Live updates: Israel-Hamas war, truce in Gaza extended to seventh day

Each day the pause in Israel’s war with Hamas is extended saves lives.

A second extension of the truce, lasting one day, came into force early Thursday. But the lull in fighting also sharpens the moral, political and military dilemmas that will play out in the almost inevitable return to full-scale hostilities — including some apparent strategic and humanitarian differences of emphasis between US President Joe Biden’s administration and the Israeli government.

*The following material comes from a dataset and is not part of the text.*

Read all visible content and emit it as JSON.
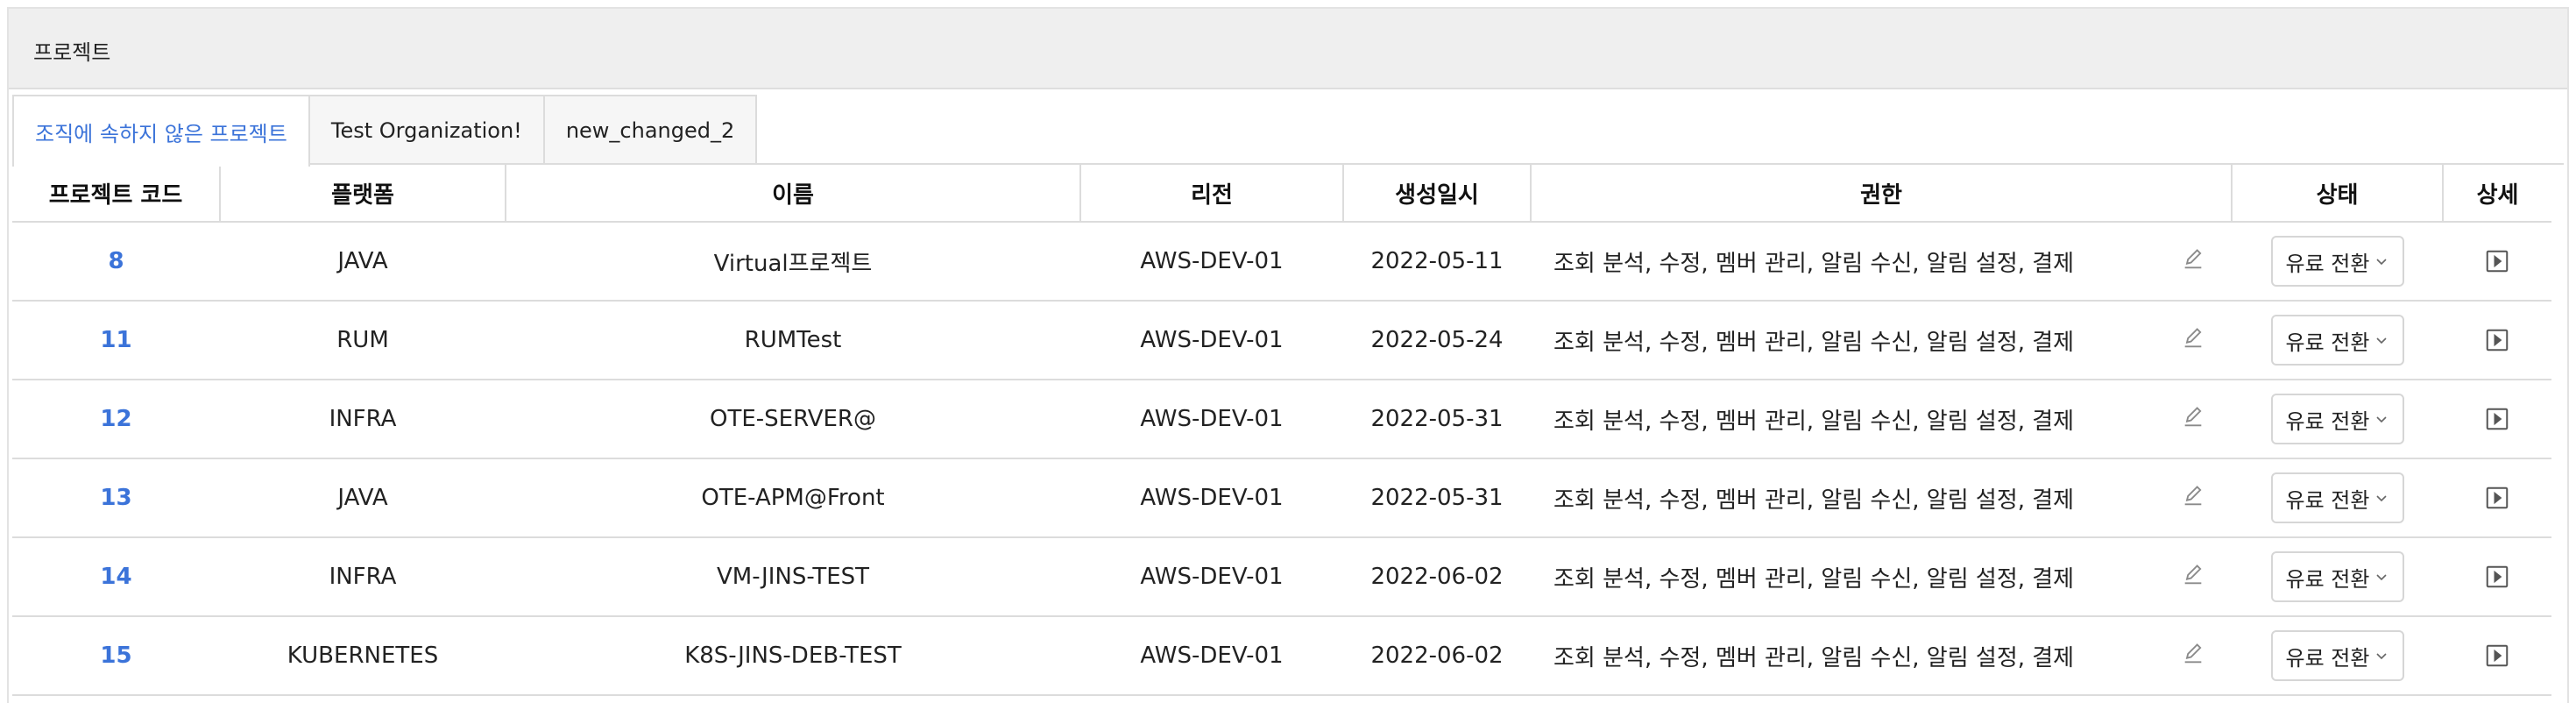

While the truce has so far been surprisingly successful — given it is taking place with both Israel and Hamas seeking the other’s elimination — there is an unmistakable sense that a fateful moment is approaching within days when Israel will decide on how long it can hold off its scorching military offensive.

Will Israel listen to US pleas for a more surgical approach? Israel’s initial assault on Hamas led to huge civilian carnage in the densely populated Palestinian enclave in the first phase of the war, sending tens of thousands of protesters into the streets in the US and across the world while heaping political pressure on President Joe Biden from inside his own electoral coalition.

The likely prospect that a second-wave Israeli offensive against Hamas strongholds in southern Gaza would be even more bloody now threatens to open gaps between Washington and Israeli Prime Minister Benjamin Netanyahu’s government and military leaders. CNN’s MJ Lee, Jennifer Hansler and Katie Bo Lillis reported Wednesday that US officials, including Biden, told Israeli officials they don’t want to see a repeat of airstrikes that led to massive destruction and terrible scenes of civilian casualties. Israel must be more “cautious, more careful, more deliberate and more precise in their targeting,” one senior administration official said.

Israel’s moral and military dilemmas: The Israeli government is being pulled in two directions that may be irreconcilable – the desire to get all of the hostages back and the incentive to press on with its military operation after a pause that offered Hamas a chance to regroup and prepare for a new assault.

At home, the Israeli prime minister, beset by deep unpopularity after the surprise Hamas attacks, is also being pulled between growing political pressures from hostage families, who want their loved ones released, and his right-wing coalition members, who are advocating for harsh action amid frustration that the pause has allowed Hamas to use hostages to regain control of the tempo of the crisis.

Netanyahu also faces the growing possibility of a clash between his desire to target Hamas and US anxiety over another round of huge civilian casualties in Gaza. American support would be even more crucial for Israel in a second phase of fighting, because foreign powers are likely to strongly criticize the Netanyahu government if it is seen to reignite hostilities.